6. Il résulte de tout ce qui précède, sans qu’il soit besoin d’examiner les autres moyens de la requête, que l’arrêté de la préfète du Tarn du 14 avril 2023 doit être annulé en toutes ses dispositions.
Sur les conclusions à fin d’injonction :
7. Aux termes de l’article L. 911-1 du code de justice administrative : « Lorsque sa décision implique nécessairement qu’une personne morale de droit public ou un organisme de droit privé chargé de la gestion d’un service public prenne une mesure d’exécution dans un sens déterminé, la juridiction, saisie de conclusions en ce sens, prescrit, par la même décision, cette mesure assortie, le cas échéant d’un délai d’exécution. »
8. En application de ces dispositions et eu égard au motif fondant l’annulation de l’arrêté attaquée, il y a lieu, sous réserve d’un changement substantiel dans la situation de droit ou de fait du requérant, d’enjoindre au préfet du Tarn de délivrer à M. C un titre de séjour portant la mention « vie privée et familiale » dans le délai d’un mois à compter de la notification du présent jugement.
Sur les frais liés au litige :
9. M. C a obtenu le bénéfice de l’aide juridictionnelle totale par décision du 26 septembre 2023. Par suite, son conseil peut se prévaloir des dispositions des articles L.761-1 du code de justice administrative et 37 de la loi du 10 juillet 1991. Il y a lieu, dans les circonstances de l’espèce, et sous réserve que Me Dujardin, avocat de M. C, renonce à percevoir la somme correspondant à la part contributive de l’Etat, de mettre à la charge de ce dernier le versement à celle-ci de la somme de 1 200 euros.
D E C I D E :
Article 1er : L’arrêté de la préfète du Tarn du 14 avril 2023 est annulé.

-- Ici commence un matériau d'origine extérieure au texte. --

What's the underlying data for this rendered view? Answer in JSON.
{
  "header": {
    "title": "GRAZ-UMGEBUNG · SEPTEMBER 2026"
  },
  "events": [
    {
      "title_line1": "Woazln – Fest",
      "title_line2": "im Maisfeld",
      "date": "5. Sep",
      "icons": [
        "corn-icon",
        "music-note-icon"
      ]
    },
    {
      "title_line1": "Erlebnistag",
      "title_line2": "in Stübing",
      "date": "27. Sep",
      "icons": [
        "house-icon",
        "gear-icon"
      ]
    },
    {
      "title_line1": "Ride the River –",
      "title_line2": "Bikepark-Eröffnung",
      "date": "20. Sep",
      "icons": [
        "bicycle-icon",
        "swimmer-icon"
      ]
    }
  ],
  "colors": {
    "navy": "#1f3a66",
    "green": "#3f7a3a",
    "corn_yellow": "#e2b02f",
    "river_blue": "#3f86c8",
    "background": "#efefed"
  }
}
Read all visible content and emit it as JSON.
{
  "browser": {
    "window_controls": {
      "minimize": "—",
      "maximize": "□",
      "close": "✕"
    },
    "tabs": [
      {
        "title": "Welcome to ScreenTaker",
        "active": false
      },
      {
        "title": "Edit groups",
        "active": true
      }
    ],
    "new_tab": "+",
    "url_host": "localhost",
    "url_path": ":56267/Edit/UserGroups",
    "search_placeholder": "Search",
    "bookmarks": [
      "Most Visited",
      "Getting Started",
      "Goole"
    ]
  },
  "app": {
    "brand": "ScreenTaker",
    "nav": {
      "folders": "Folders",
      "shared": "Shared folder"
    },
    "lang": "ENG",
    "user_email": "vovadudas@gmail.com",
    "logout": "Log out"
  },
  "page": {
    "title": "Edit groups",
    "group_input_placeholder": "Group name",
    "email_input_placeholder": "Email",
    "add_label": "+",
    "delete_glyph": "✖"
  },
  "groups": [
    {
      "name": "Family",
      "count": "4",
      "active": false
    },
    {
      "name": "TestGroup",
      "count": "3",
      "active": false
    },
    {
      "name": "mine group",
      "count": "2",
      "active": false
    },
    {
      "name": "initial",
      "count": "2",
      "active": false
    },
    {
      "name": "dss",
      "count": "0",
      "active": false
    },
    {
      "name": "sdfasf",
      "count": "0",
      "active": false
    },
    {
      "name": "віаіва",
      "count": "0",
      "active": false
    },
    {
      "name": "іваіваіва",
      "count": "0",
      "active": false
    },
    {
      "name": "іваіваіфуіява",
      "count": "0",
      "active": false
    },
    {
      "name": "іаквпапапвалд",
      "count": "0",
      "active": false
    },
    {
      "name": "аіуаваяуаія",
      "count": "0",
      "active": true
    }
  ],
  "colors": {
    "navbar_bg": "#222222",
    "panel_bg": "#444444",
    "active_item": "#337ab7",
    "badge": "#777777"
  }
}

Article 2 : Il est enjoint au préfet du Tarn, sous réserve d’un changement substantiel dans la situation de droit ou de fait de l’intéressé, de délivrer à M. C un titre de séjour portant la mention « vie privée et familiale », dans le délai d’un mois à compter de la notification du présent jugement.
Article 3 : L’Etat versera à Me Dujardin la somme de 1 200 euros en application des dispositions du deuxième alinéa de l’article 37 de la loi du 10 juillet 1991, sous réserve pour elle de renoncer à percevoir la somme correspondant à la part contributive de l’Etat.
Article 4 : Le présent jugement sera notifié à M. A C, à Me Dujardin et au préfet du Tarn.
Délibéré après l’audience du 19 décembre 2023, à laquelle siégeaient :
Mme Héry, présidente,
Mme Sarraute, première conseillère,
Mme Douteaud, première conseillère.
Rendu public par mise à disposition au greffe, le 9 janvier 2024.
La rapporteure,
N. SARRAUTELa présidente,
F. HÉRY
La greffière,
M. B
La République mande et ordonne au préfet du Tarn en ce qui le concerne ou à tous commissaires de justice à ce requis en ce qui concerne les voies de droit commun contre les parties privées, de pourvoir à l’exécution de la présente décision.